Selon le même raisonnement et pour les mêmes motifs que développés ci-dessus, la demande de dommages-intérêts des demandeurs est prescrite donc irrecevable.
II) Sur les mesures de fin de jugement
Conformément à l’article 696 du code de procédure civile, M. [S] [Z] et Mme [D] [U] épouse [Z], parties perdantes, seront condamnés in solidum aux dépens.
Ils seront également condamnés in solidum à verser à la société ISOWATT une somme de 800 € et à la S.A. BNP PARIBAS PERSONAL FINANCE une somme de 800 € au titre de l’article 700 du code de procédure civile.

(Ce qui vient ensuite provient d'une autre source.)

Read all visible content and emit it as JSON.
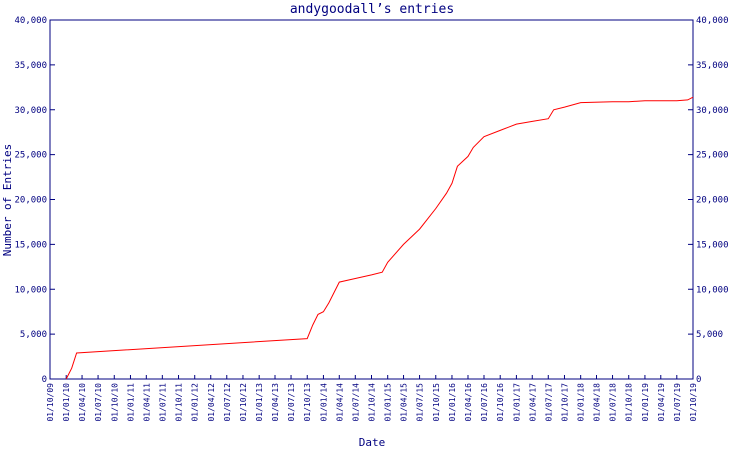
{
  "chart_data": {
    "type": "line",
    "title": "andygoodall’s entries",
    "xlabel": "Date",
    "ylabel": "Number of Entries",
    "x": [
      "01/01/10",
      "01/02/10",
      "01/03/10",
      "01/10/13",
      "01/11/13",
      "01/12/13",
      "01/01/14",
      "01/02/14",
      "01/04/14",
      "01/07/14",
      "01/10/14",
      "01/12/14",
      "01/01/15",
      "01/04/15",
      "01/07/15",
      "01/10/15",
      "01/12/15",
      "01/01/16",
      "01/02/16",
      "01/04/16",
      "01/05/16",
      "01/07/16",
      "01/10/16",
      "01/01/17",
      "01/04/17",
      "01/07/17",
      "01/08/17",
      "01/10/17",
      "01/01/18",
      "01/07/18",
      "01/10/18",
      "01/01/19",
      "01/07/19",
      "01/09/19",
      "01/10/19"
    ],
    "series": [
      {
        "name": "entries",
        "color": "#ff0000",
        "values": [
          0,
          1200,
          2900,
          4500,
          6000,
          7200,
          7500,
          8500,
          10800,
          11200,
          11600,
          11900,
          13000,
          15000,
          16700,
          19000,
          20700,
          21800,
          23700,
          24800,
          25800,
          27000,
          27700,
          28400,
          28700,
          29000,
          30000,
          30300,
          30800,
          30900,
          30900,
          31000,
          31000,
          31100,
          31400
        ]
      }
    ],
    "xlim": [
      "01/10/09",
      "01/10/19"
    ],
    "xticks": [
      "01/10/09",
      "01/01/10",
      "01/04/10",
      "01/07/10",
      "01/10/10",
      "01/01/11",
      "01/04/11",
      "01/07/11",
      "01/10/11",
      "01/01/12",
      "01/04/12",
      "01/07/12",
      "01/10/12",
      "01/01/13",
      "01/04/13",
      "01/07/13",
      "01/10/13",
      "01/01/14",
      "01/04/14",
      "01/07/14",
      "01/10/14",
      "01/01/15",
      "01/04/15",
      "01/07/15",
      "01/10/15",
      "01/01/16",
      "01/04/16",
      "01/07/16",
      "01/10/16",
      "01/01/17",
      "01/04/17",
      "01/07/17",
      "01/10/17",
      "01/01/18",
      "01/04/18",
      "01/07/18",
      "01/10/18",
      "01/01/19",
      "01/04/19",
      "01/07/19",
      "01/10/19"
    ],
    "ylim": [
      0,
      40000
    ],
    "yticks": [
      0,
      {
        "value": 5000,
        "label": "5,000"
      },
      {
        "value": 10000,
        "label": "10,000"
      },
      {
        "value": 15000,
        "label": "15,000"
      },
      {
        "value": 20000,
        "label": "20,000"
      },
      {
        "value": 25000,
        "label": "25,000"
      },
      {
        "value": 30000,
        "label": "30,000"
      },
      {
        "value": 35000,
        "label": "35,000"
      },
      {
        "value": 40000,
        "label": "40,000"
      }
    ],
    "y2lim": [
      0,
      40000
    ],
    "y2ticks": [
      0,
      {
        "value": 5000,
        "label": "5,000"
      },
      {
        "value": 10000,
        "label": "10,000"
      },
      {
        "value": 15000,
        "label": "15,000"
      },
      {
        "value": 20000,
        "label": "20,000"
      },
      {
        "value": 25000,
        "label": "25,000"
      },
      {
        "value": 30000,
        "label": "30,000"
      },
      {
        "value": 35000,
        "label": "35,000"
      },
      {
        "value": 40000,
        "label": "40,000"
      }
    ],
    "grid": false
  }
}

La présente décision est de droit exécutoire à titre provisoire, conformément à l’article 514 du code de procédure civile.
PAR CES MOTIFS
Le juge des contentieux de la protection, statuant publiquement, par jugement contradictoire et en premier ressort, prononcé par mise à disposition au greffe,
DÉCLARE irrecevables toutes les demandes de M. [S] [Z] et Mme [D] [U] épouse [Z] car prescrites,
CONDAMNE in solidum M. [S] [Z] et Mme [D] [U] épouse [Z] aux dépens,
CONDAMNE in solidum M. [S] [Z] et Mme [D] [U] épouse [Z] à verser à la S.A.S. ISOWATT la somme de 800 au titre de l’article 700 du code de procédure civile,
CONDAMNE in solidum M. [S] [Z] et Mme [D] [U] épouse [Z] à verser à la S.A. BNP PARIBAS PERSONAL FINANCE la somme de 800 au titre de l’article 700 du code de procédure civile,
RAPPELLE que le présent jugement est exécutoire de plein droit à titre provisoire.